When I was seven years old, I became obsessed with puzzles, specifically those 3D puzzles that you could turn into room ornaments when you were finished. I bugged and begged my parents until they got me a puzzle version of St. Peter’s Basilica. It had eleven hundred pieces and was designed for adults, probably actual architects. After a week of failing to make progress on my own, I caved in and asked my dad for help, and three nights a week, we’d spend an hour working on it, building from the ground up and the inside out. After three months, my dad handed me the final piece—the cross at the very top of the dome—and I placed it there. And I waited for about ten seconds, then I started feeling around for more pieces and I said, “Is that everything?” And my dad said, “Yep, that’s all.” And I was kind of disappointed, I said, “What do we do now?” And my dad leaned back in his chair and said, “Nothing. You did the work, now you get to enjoy it.”

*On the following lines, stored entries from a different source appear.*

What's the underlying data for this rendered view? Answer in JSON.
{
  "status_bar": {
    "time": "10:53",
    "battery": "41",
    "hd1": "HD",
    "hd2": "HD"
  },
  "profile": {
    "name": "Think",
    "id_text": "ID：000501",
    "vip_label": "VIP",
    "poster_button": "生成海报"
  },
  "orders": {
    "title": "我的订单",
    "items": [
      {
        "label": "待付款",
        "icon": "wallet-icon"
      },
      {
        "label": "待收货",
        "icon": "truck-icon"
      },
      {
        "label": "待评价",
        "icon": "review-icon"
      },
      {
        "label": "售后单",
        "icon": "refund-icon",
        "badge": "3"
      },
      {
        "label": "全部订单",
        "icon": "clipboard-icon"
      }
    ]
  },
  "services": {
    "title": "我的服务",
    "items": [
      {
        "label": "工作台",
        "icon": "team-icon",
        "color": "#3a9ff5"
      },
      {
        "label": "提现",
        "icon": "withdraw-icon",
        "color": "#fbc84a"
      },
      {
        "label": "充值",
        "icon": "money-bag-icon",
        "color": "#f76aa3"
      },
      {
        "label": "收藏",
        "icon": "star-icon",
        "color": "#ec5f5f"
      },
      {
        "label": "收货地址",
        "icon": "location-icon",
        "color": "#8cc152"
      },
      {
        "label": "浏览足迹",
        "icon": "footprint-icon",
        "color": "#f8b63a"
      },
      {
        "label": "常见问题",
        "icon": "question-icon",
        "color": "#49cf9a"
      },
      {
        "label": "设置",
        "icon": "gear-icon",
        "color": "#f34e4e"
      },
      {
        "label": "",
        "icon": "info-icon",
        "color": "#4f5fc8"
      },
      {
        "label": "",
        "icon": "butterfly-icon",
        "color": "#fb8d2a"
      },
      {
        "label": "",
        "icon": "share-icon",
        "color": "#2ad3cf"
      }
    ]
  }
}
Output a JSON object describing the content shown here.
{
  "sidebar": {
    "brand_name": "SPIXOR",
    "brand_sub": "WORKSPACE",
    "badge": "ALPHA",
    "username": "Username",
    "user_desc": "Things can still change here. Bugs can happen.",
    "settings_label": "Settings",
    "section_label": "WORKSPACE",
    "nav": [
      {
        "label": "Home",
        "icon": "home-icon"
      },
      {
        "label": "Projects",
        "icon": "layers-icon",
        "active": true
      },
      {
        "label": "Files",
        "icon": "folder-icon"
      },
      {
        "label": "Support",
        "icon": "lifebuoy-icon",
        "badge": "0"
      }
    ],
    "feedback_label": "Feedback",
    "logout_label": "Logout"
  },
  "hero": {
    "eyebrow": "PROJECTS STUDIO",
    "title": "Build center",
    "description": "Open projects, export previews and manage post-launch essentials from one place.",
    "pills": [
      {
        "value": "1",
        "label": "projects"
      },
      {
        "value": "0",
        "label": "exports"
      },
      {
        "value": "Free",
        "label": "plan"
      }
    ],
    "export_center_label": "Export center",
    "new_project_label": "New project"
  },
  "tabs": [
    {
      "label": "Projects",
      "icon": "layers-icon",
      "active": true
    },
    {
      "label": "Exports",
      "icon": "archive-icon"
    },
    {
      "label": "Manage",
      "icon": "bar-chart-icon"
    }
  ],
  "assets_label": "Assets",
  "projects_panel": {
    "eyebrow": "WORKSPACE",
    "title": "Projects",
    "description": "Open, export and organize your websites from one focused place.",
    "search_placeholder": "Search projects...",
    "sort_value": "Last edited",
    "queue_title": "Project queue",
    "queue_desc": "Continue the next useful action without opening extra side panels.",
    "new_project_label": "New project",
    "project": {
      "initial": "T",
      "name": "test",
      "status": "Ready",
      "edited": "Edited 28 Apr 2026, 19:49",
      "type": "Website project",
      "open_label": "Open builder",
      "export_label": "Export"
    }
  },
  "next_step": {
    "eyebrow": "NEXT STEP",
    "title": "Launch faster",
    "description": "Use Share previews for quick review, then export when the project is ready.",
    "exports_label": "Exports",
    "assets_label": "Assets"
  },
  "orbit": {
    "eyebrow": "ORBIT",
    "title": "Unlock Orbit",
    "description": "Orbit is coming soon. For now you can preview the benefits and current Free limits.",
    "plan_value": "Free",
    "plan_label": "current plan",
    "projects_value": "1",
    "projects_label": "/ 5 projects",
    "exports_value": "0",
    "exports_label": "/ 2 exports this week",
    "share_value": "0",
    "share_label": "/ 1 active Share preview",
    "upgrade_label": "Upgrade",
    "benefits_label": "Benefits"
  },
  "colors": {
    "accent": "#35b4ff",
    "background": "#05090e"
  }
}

Now… I’m a fiction writer, so none of that story was true. I made it up because it fit the theme of this speech. My dad was probably like, “I don’t remember any of that.” While that story is too perfect to be real, the message of it still stands. We’re done. We did the work and now we should enjoy it. This isn’t a beginning, not yet. This, right here, is the end of two years of hard work and a lifetime of worrying about what we wanted to be and what others told us we should be. It is a BEAUTIFUL, MOMENTOUS, INEVITABLE surprise and it deserves to be savored. Give yourselves a hand, Graduate Class of 2015, and let’s celebrate a good ending. Thank you!